Jakarta, 5 Desember, 2025 – Bencana-bencana lingkungan di Indonesia mengungkap kegagalan paradigma mendasar dalam hukum dan kebijakan lingkungan, yang diperburuk oleh persoalan tata kelola, rendahnya kualitas pelayanan publik, dan tingginya tingkat korupsi. Oleh karena itu, hukum lingkungan harus bergeser dari paradigma eksploitatif yang terpusat pada kepentingan manusia (human-centered) dan pertumbuhan ekonomi yang tinggi (heavy economic growth), menuju kerangka hukum yang inklusif dan ekologis, demikian pokok pikiran utama buku Paradigma Hukum Baru Atasi Krisis Bumi, oleh Dr. Mas Achmad Santosa, S.H., LL.M., Chief Executive Officer Indonesia Ocean Justice Institute (IOJI), dan tim penulis yang terdiri dari sejumlah ahli hukum dari IOJI dan Indonesia Center for Environmental Law (ICEL).
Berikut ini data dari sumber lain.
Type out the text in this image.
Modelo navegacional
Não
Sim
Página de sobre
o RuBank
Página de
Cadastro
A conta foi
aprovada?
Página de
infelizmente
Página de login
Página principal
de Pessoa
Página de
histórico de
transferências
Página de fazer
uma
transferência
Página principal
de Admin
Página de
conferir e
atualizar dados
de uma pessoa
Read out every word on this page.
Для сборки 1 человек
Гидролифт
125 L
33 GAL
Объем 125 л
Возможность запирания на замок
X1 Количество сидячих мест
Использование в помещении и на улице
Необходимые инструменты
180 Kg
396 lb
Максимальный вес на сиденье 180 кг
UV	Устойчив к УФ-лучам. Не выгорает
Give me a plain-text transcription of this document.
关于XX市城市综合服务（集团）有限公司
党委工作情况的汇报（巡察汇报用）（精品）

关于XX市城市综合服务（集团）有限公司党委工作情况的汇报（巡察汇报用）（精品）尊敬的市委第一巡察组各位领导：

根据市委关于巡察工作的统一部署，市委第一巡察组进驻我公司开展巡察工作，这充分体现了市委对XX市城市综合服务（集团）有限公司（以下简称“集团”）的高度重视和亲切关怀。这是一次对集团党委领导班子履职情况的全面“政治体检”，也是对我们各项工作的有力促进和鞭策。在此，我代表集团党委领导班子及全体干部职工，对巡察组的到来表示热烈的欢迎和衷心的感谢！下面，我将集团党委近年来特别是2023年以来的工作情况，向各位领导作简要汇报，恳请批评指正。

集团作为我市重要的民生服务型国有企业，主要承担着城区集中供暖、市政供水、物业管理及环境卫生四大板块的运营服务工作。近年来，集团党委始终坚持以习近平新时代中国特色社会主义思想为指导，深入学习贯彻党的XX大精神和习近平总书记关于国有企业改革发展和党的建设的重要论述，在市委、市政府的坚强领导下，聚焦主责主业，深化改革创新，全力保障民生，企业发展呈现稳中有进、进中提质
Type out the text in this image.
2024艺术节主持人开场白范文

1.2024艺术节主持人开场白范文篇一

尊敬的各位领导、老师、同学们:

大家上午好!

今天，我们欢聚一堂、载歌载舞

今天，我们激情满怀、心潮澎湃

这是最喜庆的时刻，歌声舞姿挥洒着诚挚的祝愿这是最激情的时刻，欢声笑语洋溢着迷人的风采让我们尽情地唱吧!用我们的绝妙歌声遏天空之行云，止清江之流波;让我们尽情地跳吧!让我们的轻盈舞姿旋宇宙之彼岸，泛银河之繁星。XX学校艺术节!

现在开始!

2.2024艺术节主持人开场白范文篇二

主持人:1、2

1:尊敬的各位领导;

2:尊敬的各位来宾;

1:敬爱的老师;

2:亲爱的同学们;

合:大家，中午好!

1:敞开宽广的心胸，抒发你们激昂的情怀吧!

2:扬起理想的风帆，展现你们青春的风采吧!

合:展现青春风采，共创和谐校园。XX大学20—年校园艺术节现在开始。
Buku Paradigma Hukum Baru Atasi Krisis Bumi diluncurkan dalam acara diskusi publik di Hotel Borobudur Jakarta pada tanggal 4 Desember 2025, yang turut dihadiri oleh Ketua Mahkamah Agung Republik Indonesia, Prof. Dr. H. Sunarto, S.H., M.H., dan Sekretaris Utama Kementerian Lingkungan Hidup Republik Indonesia, Rosa Vivien Ratnawati, S.H., MSD..
“Kami ingin menyampaikan duka cita mendalam atas bencana yang melanda Aceh, Sumatra Utara dan Sumatra Barat. Tragedi ini perlu dijadikan bahan refleksi mengenai dampak kebijakan ekstraktif terhadap ketahanan ekosistem dan keberlangsungan hidup masyarakat, terutama yang termarjinalkan,” ungkap Dr. Mas Achmad Santosa, S.H., LL.M., dalam sambutannya.
Menurutnya, “Melalui buku Paradigma Hukum Baru Atasi Krisis Bumi, kami ingin mengedepankan prinsip-prinsip kerangka hukum ekologis yang harus menjadi pedoman seluruh cabang kekuasaan di Indonesia, mulai dari legislatif, eksekutif, sampai ke yudikatif. Kami berharap, prinsip-prinsip ini dapat dipraktikkan melalui program nyata di tingkat nasional, provinsi, hingga tapak.”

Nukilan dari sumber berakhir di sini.